Na manhã tranquila nas redondezas da floresta de Roshimu, as pessoas do vilarejo próximo despertavam-se em suas casas. Janelas eram abertas, pessoas saíam de suas casas e saudavam as outras que estavam do lado de fora. Um clima agradável rodeava a todos os presentes, era mais um dia tranquilo igual aos muitos outros que já haviam passado.
Crianças corriam de um lado para outro já pela manhã, brincando de pega-pega. Seus risos cristalinos passavam uma boa atmosfera para os adultos ao redor, era bonito ver tamanha tranquilidade.
Em uma cabana um pouco diferente das outras, um homem idoso com um corpo aparentemente robusto estava colocando um grande saco de couro sobre uma mesa. Ele poderia ser velho, mas era muito forte para sua idade. No entanto, ainda não poderia evitar os problemas que a idade avançada lhe causava, como a dor nas costas que sentiu após pousar o saco de couro.
"Está ficando mais constante..."
Pondera ele em resmungo. Hallard possuía atualmente 58 anos, mesmo tendo a aparência de alguém na casa dos 30 á 40. Seu corpo não era nada frágil como o de um idoso, ao: ao contrário, parecia ser alguém bem em forma para sua idade.
"Bom dia, Chefe da Vila."
A voz de outro homem é ouvida ao fundo logo que a porta se abre. Um homem negro que parecia ter 30 anos aparece do outro lado da porta.
"Oh. Dale, bom te ver. Na verdade, você chegou na hora certa."
Hallard se afasta e mostra a mesa com o grande saco de couro para Dale.
"Isso é coisa do Ard?"
"Sim, ele sempre pensa em nós, mesmo depois de tanto tempo."
"Aquele rapaz... Enfim, quer que eu ajude a distribuir para os outros?"
"Claro. Eu sozinho levaria um tempão para distribuir, além de que minhas costas não estão nas melhores condições."
Dale dá uma gargalhada após o que Hallard disse, parecia que aquilo o pegara de surpresa.
"Diz o Ex-Comandante do exército do Reino, você envelheceu com o tempo, Comandante."
"Não me chame assim, quero esquecer daquele meu eu do passado."
Os dois ficam em silêncio, divagando em imagens de seus passados em suas mentes.
"Mudando de assunto. Como vai sua esposa e filha?"
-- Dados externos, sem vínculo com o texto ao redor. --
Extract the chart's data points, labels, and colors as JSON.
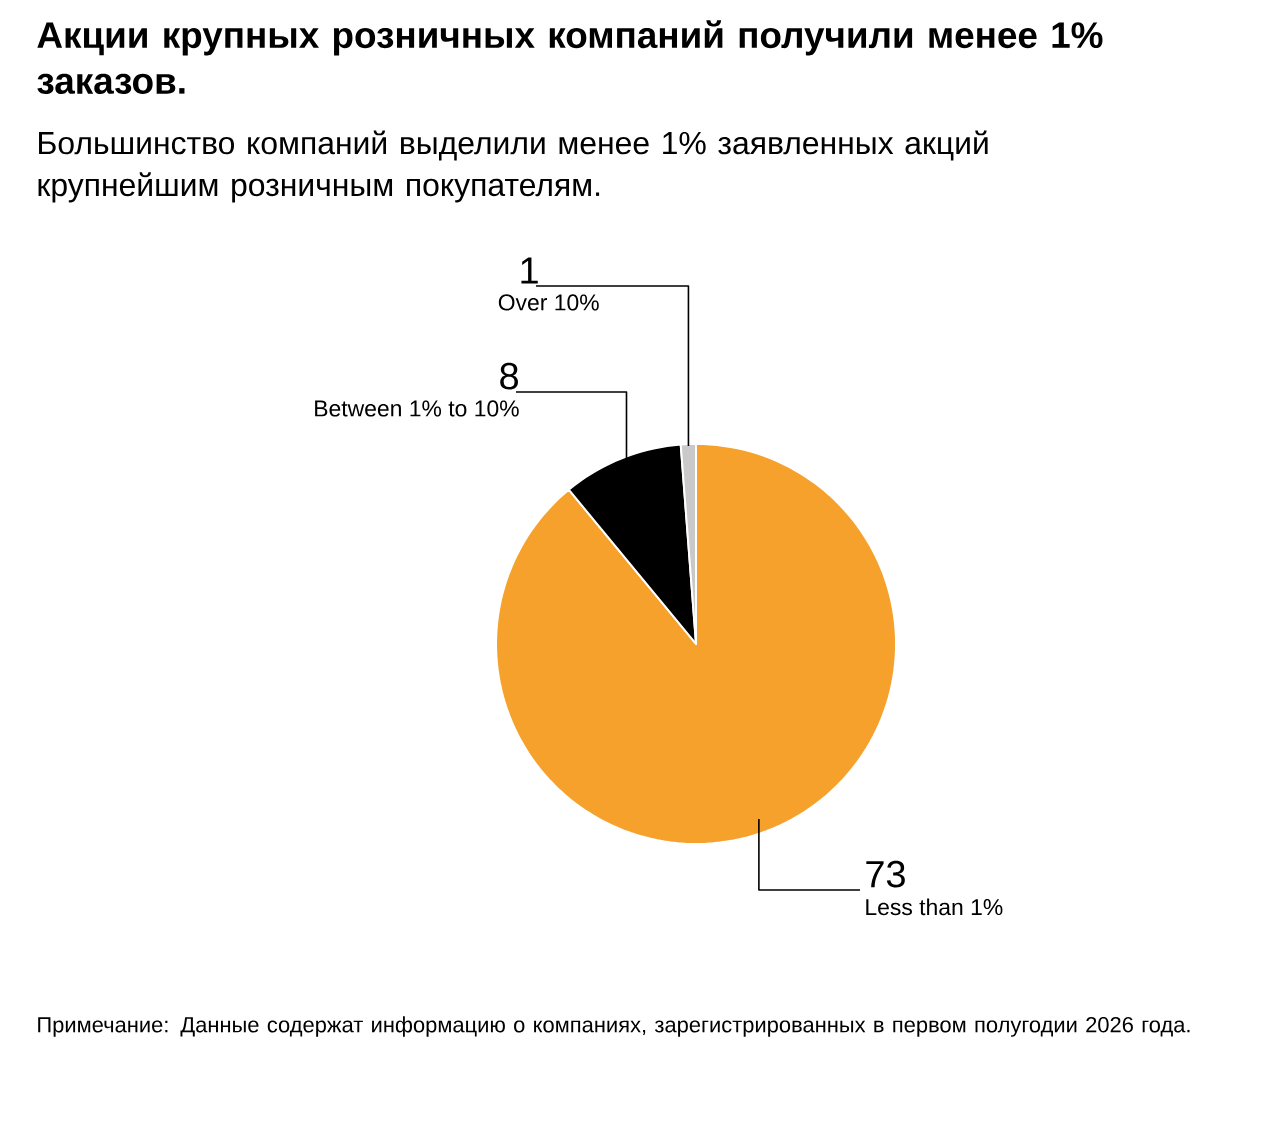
{
  "chart_data": {
    "type": "pie",
    "title": "Акции крупных розничных компаний получили менее 1% заказов.",
    "subtitle": "Большинство компаний выделили менее 1% заявленных акций крупнейшим розничным покупателям.",
    "categories": [
      "Less than 1%",
      "Between 1% to 10%",
      "Over 10%"
    ],
    "values": [
      73,
      8,
      1
    ],
    "colors": [
      "#f5a12b",
      "#000000",
      "#c9c9c9"
    ],
    "data_labels": true,
    "annotations": [
      "Примечание: Данные содержат информацию о компаниях, зарегистрированных в первом полугодии 2026 года."
    ]
  }
}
"Ah, elas estão bem, elas são o meu tesouro, sabe? Mas ultimamente a Fiora tem andado um pouco animada..."
"Mas isso não é algo bom?"
"Em certo ponto, sim, é algo bom... Mas no caso atual, sua animação é por causa de um homem..."
"Oh?"
Hallard ficou levemente surpreso, afinal, esse é o destino que todo pai vai enfrentar em suas vidas.
"E quem é esse homem que se tornou alvo da sua filha?"
Dale coça a cabeça, cansado. Parecia que esse tal indivíduo era alguém problemático.
"É o Ard..."
Hallard fica em silêncio, tanto quanto Dale. O local fica silencioso, deixando apenas o som das pessoas de fora ressoar dentro da casa.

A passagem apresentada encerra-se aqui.